What happens though if the employer bypasses alternative options and imposes a unilateral decision to cut wages?
This is highly likely to be a breach of contract. Before changing terms and conditions of employment an employer is under a duty to consult the employees about the changes and, ideally, to obtain their agreement to such changes. In order to argue that the changes are fair, if it has not been possible to get the individual consent of the employees concerned, the employer will have to show that it has good business reasons for making the change and also that the employee has been consulted about the changes.
Employees who have new terms and conditions imposed upon them have a number of legal options in bringing a claim.
If the new terms and conditions are simply notified to them, they have the right to claim that their existing contracts have been breached.
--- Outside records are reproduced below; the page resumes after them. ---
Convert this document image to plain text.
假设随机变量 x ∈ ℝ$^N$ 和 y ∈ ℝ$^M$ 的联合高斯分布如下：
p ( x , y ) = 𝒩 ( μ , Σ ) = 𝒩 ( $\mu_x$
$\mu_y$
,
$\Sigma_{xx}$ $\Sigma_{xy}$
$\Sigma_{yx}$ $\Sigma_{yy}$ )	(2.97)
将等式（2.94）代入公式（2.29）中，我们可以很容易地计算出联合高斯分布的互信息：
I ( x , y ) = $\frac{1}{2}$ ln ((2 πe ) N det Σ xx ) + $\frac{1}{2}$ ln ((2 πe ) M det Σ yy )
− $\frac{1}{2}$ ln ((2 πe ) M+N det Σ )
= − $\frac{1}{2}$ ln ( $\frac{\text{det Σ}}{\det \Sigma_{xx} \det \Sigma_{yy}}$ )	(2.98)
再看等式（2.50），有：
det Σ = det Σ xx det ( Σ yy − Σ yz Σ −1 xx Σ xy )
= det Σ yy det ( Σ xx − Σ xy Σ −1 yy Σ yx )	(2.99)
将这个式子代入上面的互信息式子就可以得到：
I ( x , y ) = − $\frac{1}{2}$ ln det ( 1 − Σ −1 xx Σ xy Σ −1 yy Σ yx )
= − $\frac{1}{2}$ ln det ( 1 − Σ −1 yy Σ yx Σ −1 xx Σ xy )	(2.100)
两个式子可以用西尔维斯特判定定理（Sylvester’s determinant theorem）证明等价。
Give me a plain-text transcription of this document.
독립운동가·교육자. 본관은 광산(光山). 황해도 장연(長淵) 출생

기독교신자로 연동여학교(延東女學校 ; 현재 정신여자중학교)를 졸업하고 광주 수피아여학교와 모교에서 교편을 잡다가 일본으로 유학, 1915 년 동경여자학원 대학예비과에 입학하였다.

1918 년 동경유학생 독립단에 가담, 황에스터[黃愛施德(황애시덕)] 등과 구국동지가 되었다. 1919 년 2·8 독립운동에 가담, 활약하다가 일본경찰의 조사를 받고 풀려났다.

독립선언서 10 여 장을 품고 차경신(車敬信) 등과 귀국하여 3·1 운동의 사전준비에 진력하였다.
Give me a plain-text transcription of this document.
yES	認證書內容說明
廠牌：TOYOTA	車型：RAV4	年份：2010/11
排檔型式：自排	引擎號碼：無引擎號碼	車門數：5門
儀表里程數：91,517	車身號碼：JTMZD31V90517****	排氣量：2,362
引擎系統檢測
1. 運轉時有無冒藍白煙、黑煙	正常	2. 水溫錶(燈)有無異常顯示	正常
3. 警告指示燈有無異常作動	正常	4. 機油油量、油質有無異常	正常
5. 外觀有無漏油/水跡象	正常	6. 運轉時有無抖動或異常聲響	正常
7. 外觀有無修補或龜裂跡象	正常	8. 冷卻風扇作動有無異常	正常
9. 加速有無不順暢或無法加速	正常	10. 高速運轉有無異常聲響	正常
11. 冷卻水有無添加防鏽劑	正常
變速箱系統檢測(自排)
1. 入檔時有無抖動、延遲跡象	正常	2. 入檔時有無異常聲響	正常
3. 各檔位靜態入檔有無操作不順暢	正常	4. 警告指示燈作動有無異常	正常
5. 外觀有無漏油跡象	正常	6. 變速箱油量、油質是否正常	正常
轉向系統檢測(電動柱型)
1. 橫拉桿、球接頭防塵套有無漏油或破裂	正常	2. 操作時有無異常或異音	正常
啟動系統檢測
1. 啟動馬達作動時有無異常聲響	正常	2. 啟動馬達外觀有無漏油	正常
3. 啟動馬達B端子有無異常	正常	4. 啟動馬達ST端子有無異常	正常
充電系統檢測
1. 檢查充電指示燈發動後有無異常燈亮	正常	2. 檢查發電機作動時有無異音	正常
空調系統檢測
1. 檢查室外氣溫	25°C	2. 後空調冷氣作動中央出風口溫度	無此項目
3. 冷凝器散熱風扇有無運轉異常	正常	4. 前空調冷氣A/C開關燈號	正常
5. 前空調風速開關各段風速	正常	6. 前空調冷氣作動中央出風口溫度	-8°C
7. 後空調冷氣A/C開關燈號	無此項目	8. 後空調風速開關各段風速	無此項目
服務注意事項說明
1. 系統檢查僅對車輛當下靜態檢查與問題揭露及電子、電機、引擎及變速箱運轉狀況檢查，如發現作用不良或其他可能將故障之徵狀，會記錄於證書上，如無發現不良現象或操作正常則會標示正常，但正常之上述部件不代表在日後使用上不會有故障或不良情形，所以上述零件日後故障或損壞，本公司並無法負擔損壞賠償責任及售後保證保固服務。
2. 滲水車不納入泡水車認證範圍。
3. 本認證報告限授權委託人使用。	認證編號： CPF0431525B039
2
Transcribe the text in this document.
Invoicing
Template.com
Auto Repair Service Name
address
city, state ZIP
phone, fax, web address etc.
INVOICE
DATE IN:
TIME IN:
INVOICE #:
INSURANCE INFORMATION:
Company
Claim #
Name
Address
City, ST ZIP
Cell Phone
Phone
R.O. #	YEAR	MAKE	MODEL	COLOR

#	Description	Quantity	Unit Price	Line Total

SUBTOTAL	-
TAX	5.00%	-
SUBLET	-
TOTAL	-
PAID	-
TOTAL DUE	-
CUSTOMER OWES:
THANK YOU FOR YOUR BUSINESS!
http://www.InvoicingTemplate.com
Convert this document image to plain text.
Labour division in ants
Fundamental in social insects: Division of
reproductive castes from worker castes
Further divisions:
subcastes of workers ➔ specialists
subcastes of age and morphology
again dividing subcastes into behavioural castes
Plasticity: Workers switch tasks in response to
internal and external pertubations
An employee can therefore remain in their employment and bring a claim for breach of contract, claiming financial damages assessed on the difference between the salary and benefits that they would have received under the old contract and the salary and benefits they will receive under the new one.
What are ‘good business reasons’?
An employer could seek to defend such a claim on the basis that the changes to terms and conditions were made for good objective business reasons and have been implemented fairly.
Reducing salaries in order to keep the business afloat in these uncertain times could potentially be a good business reason, though an employer would have to show that it had also explored other options and explain why it had decided not to make use of the government’s furloughing scheme.
Consultation will be key to an argument that the changes have been implemented fairly so a complete failure to consult will defeat any fairness argument on the part of the employer.
Given the nature of the times however, and the potential job insecurity which many people will be anticipating or experiencing, it’s unlikely that many employees will be bringing claims for breach of contract against their current employers, though not impossible.
In the meantime, employers should try to do the right thing. Any changes to contracts, whether they relate to salary, sick pay entitlement, pension contributions, or indeed anything else, should be explained to the employees concerned and proper attempts to gain consent should be made.
What about holidays?
Holiday is an issue which employers are increasingly having to think about.
Many are stipulating that a proportionate amount of leave should be taken over the coming few months in order to avoid the situation where, once restrictions are lifted, everyone comes back to work wanting to take a large amount of accrued annual leave at the same time.
Although it’s not possible for employees to take holiday in the usual way, it is important for them to take a break from work in order to avoid stress or burnout during these difficult times.
An employer is under a duty to protect the health and safety of its employees and stipulating that some holiday is taken over the coming months is unlikely to be found to be unreasonable.
The CJRS has been welcomed by employers as a way of helping to keep their businesses viable in the long-term.
However, furloughing staff is not without its issues. It won’t always be obvious which staff should be furloughed and which should continue working, and many employers are getting round this problem via a rotation of staff every three weeks.
Staff who have been furloughed may feel that they are being treated less fairly as they are financially disadvantaged (unless their employer is topping up their salary) in comparison to those staff continuing to work. By contrast, those continuing to work may feel that they are having to work harder because they are being asked to take on the duties of those who have been furloughed (though, strictly speaking, this should not be the case).
It is important that employers have fair and transparent reasons for their furlough selection processes.
Emma Burrows is a partner at Trowers & Hamlins.